Secondo lo studio di Unioncamere giù i prodotti non alimentari (-10%), stabile l’occupazione ma peggiorano le previsioni
Nel secondo trimestre 2012, sulla base dell’indagine VenetoCongiuntura condotta su un campione di 1.046 imprese con almeno 3 addetti, le vendite al dettaglio hanno registrato una forte flessione del -8,7% rispetto allo stesso periodo del 2011. La marcata contrazione dei consumi è ascrivibile a tutti i segmenti, ma la performance peggiore si registra nel commercio al dettaglio dei prodotti non alimentari con un calo del -10%. Più contenute, ma comunque molto negative, le variazioni per supermercati, ipermercati e grandi magazzini (-8,3%) e per il commercio al dettaglio di prodotti alimentari (-7,1%).
In aumento i prezzi di vendita (+0,5%), con variazioni più marcate per il commercio al dettaglio alimentare (+1,3%). Migliore l’andamento per commercio al dettaglio non alimentare e supermercati, ipermercati, grandi magazzini con una variazione del +0,4%. Crescita del +0,6% per le piccole superfici e del +0,4% per le medie e grandi. In linea col fatturato, gli ordinativi hanno segnato una flessione del -6,8% su base annua. La performance peggiore è stata rilevata per supermercati, ipermercati e grandi magazzini (-7,4%), seguiti dal commercio al dettaglio non alimentare (-6%) e dal commercio al dettaglio alimentare (-4,5%). Per quanto riguarda la classe dimensionale, i più colpiti risultano i punti vendita di media e grande superficie (-7,4%).
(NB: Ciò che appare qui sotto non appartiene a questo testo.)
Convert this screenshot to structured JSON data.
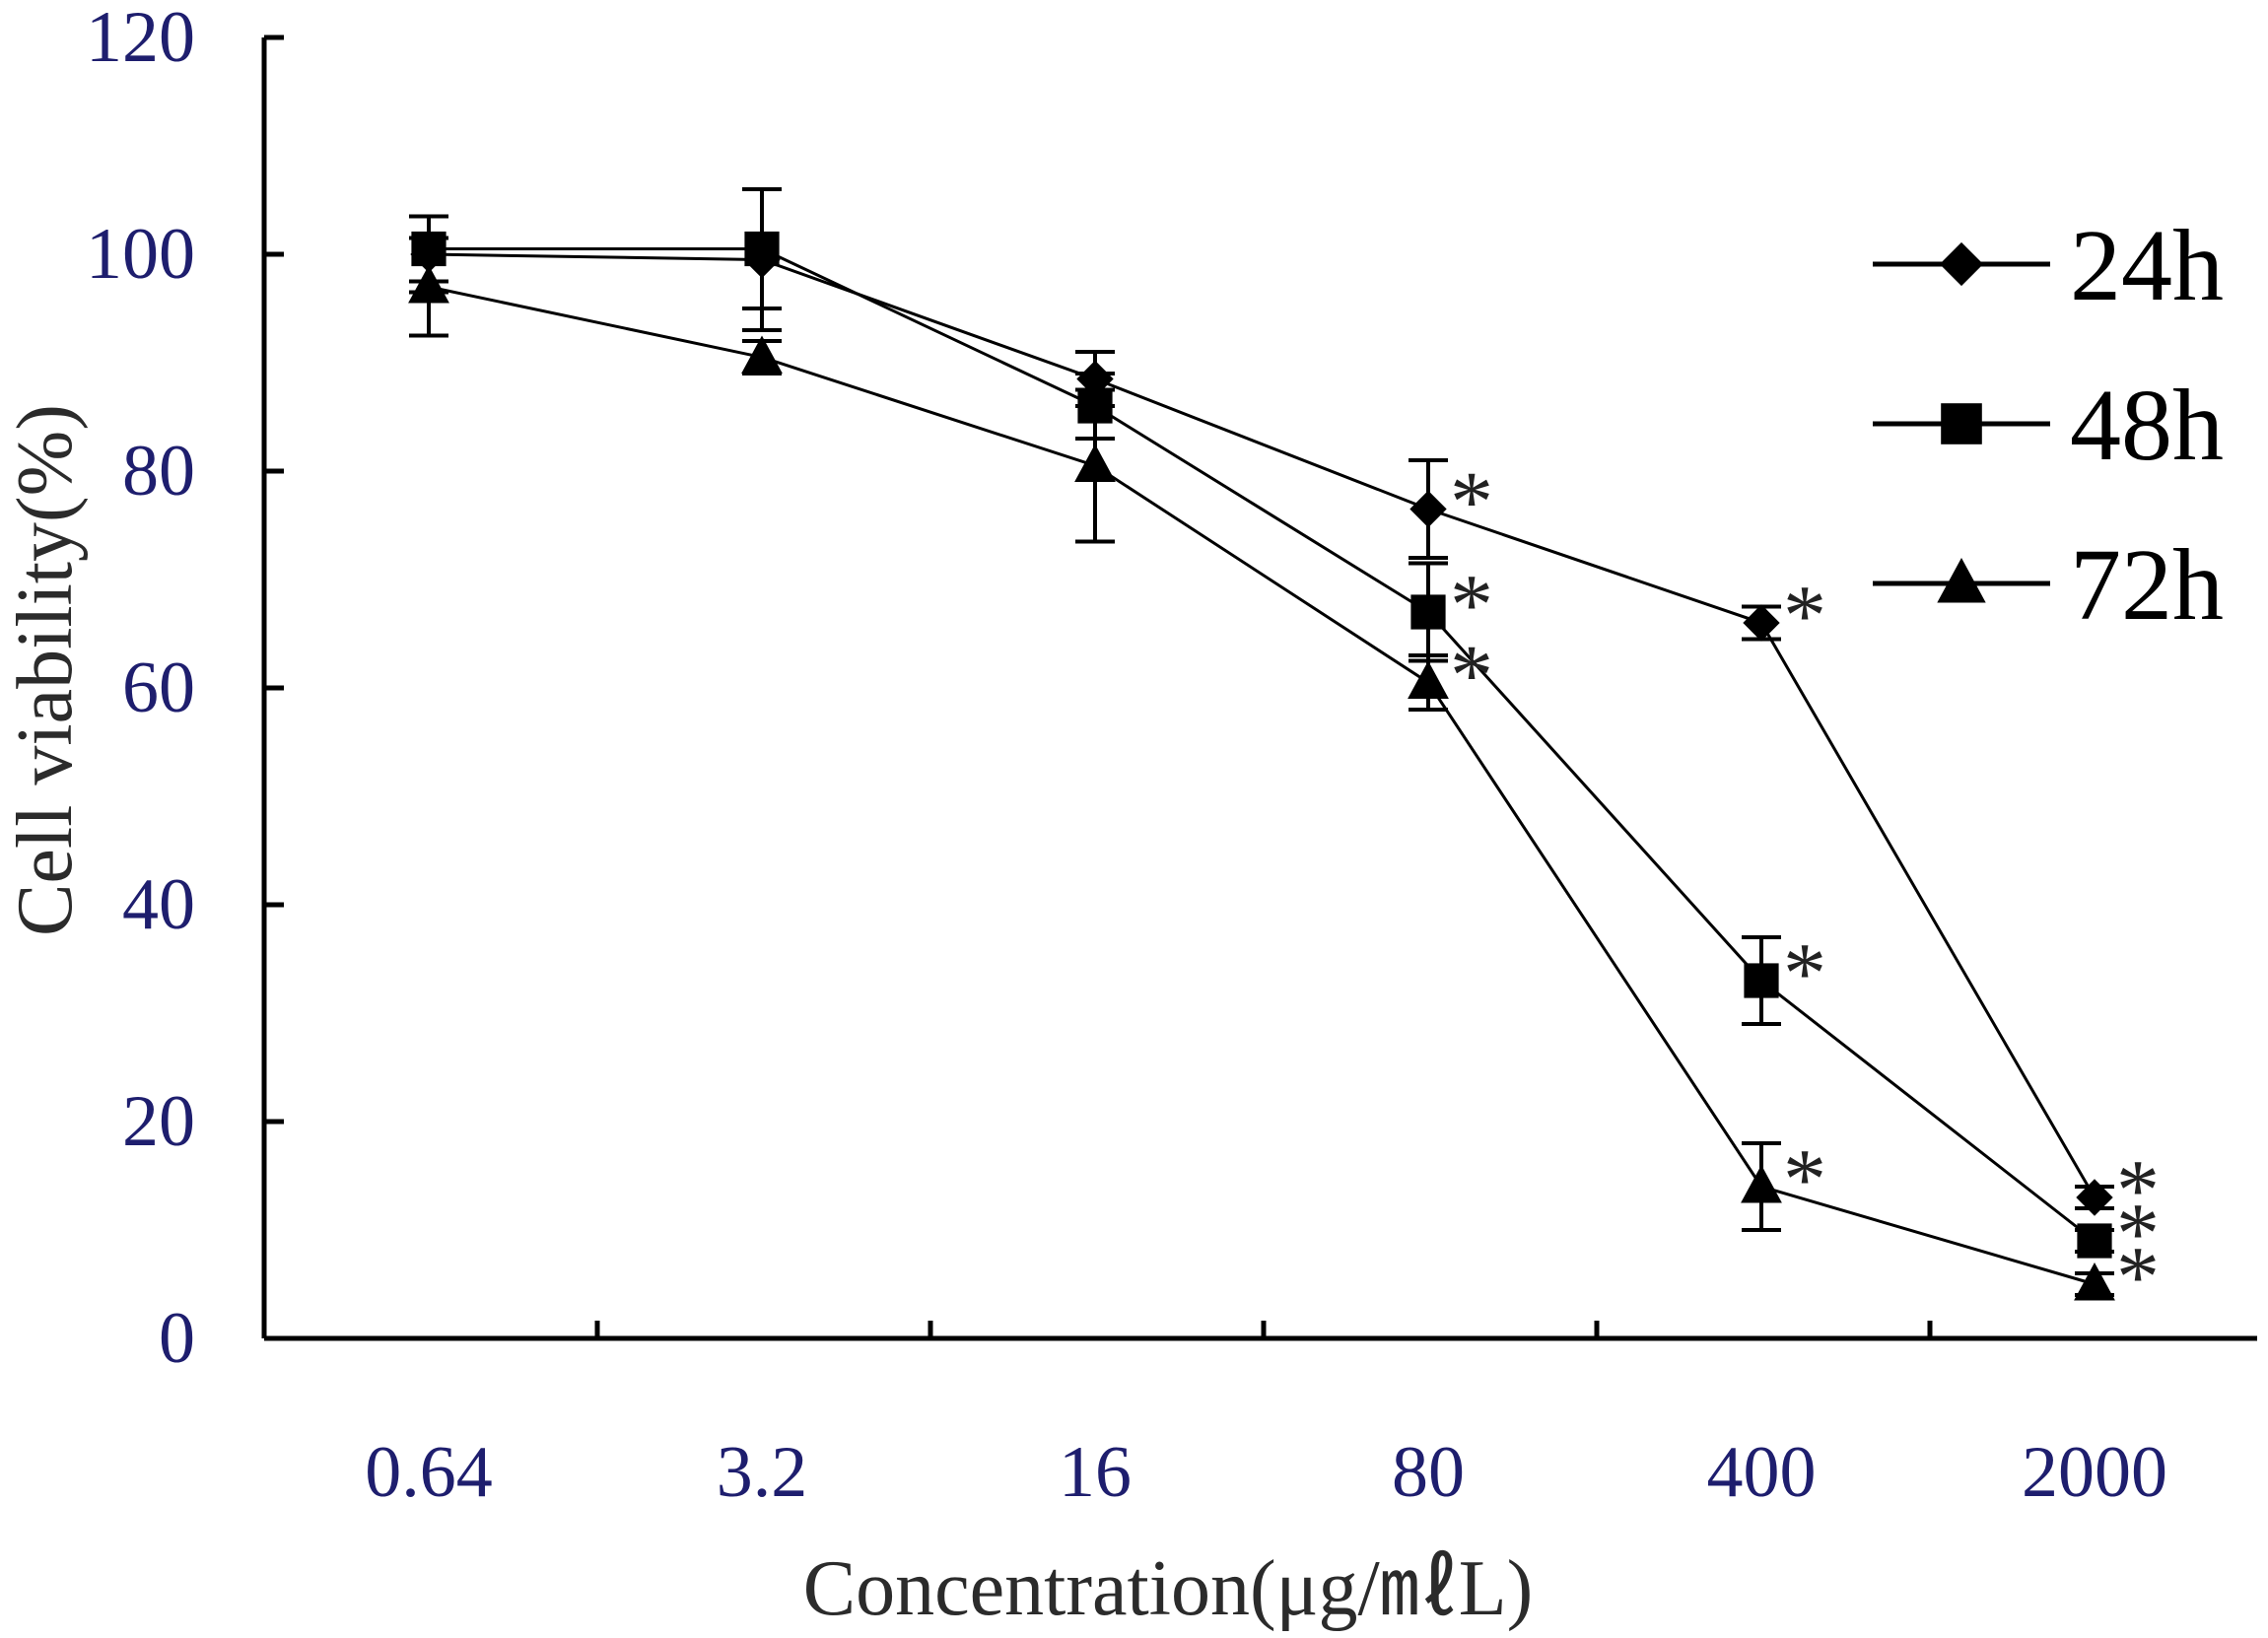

Nonostante l’andamento negativo delle vendite, in linea con quanto rilevato nei trimestri precedenti, l’occupazione registra un aumento del +0,7% rispetto allo stesso trimestre dello scorso anno. Diverse però le dinamiche relative ai settori: supermercati, ipermercati e grandi magazzini hanno segnato un aumento del +1,7%, negative invece le variazioni per commercio non alimentare (-2,5%) e per il comparto alimentare (-0,8%). Ad una variazione positiva nelle medie e grandi superfici (+1,8%), fa da contraltare la variazione negativa nelle piccole (-2,1%).
Peggiorano le attese degli imprenditori: il saldo tra chi prevede un aumento e chi una diminuzione delle vendite è di -48,1% contro il -35,8% del trimestre precedente. Per gli ordinativi le previsioni negative salgono al -45,% rispetto al -37,2% precedente. Le aspettative per l’occupazione sono -12,5% rispetto al -11,3% precedente), per i prezzi di vendita +4,5% contro +12,3% precedente.
Per Alessandro Bianchi, presidente Unioncamere del Veneto, “i dati del secondo trimestre mostrano una nuova e più marcata flessione nelle vendite al dettaglio (-8,7% rispetto al 2011) e dietro questi numeri si nascondono consumi sempre più deboli che, in termini reali e a livello pro capite, potrebbero toccare nel 2012 livelli minimi mai raggiunti prima. Tale dinamica è ascrivibile al continuo peggioramento del clima di fiducia dei consumatori che a giugno 2012 ha toccato un nuovo minimo, pesantemente condizionato dalle condizioni economiche delle famiglie”. A ciò, secondo Bianchi, “si aggiungono le numerose chiusure di esercizi commerciali: tra gennaio e giugno quasi 5.000 negozi hanno chiuso i battenti e il saldo tra nuove aperture e chiusure è risultato negativo per 1.800 unità. Il quadro che emerge non è incoraggiante, nemmeno se guarda al dato dell’occupazione, l’unico di segno positivo (+0,7%), ma prevalentemente ascrivibile all’incremento della domanda di lavoro innescata dalle aperture domenicali e festive nella grande distribuzione. Ciò significa che si tratta di lavoro temporaneo svolto da figure che non hanno professionalità”.
Per il presidente di Unioncamere del veneto “appare sempre più necessario ripensare il settore commerciale, che va modernizzato al fine di soddisfare le diverse nicchie di consumatori, mettendo a sistema esperienze già sperimentate con successo, come quelle dei centri commerciali naturali e dei distretti urbani del commercio. In un contesto economico in cui la ripresa stenta ad arrivare, permangono tuttavia forti criticità legate all’aumento dei prezzi (in agosto quelli relativi ai prodotti di acquisto e utilizzo quotidiano – il c.d. “carrello della spesa” – sono cresciuti del +4,2% in un anno), alla sostanziale stazionarietà dei salari e all’eccessiva pressione fiscale che riduce il potere d’acquisto delle famiglie”.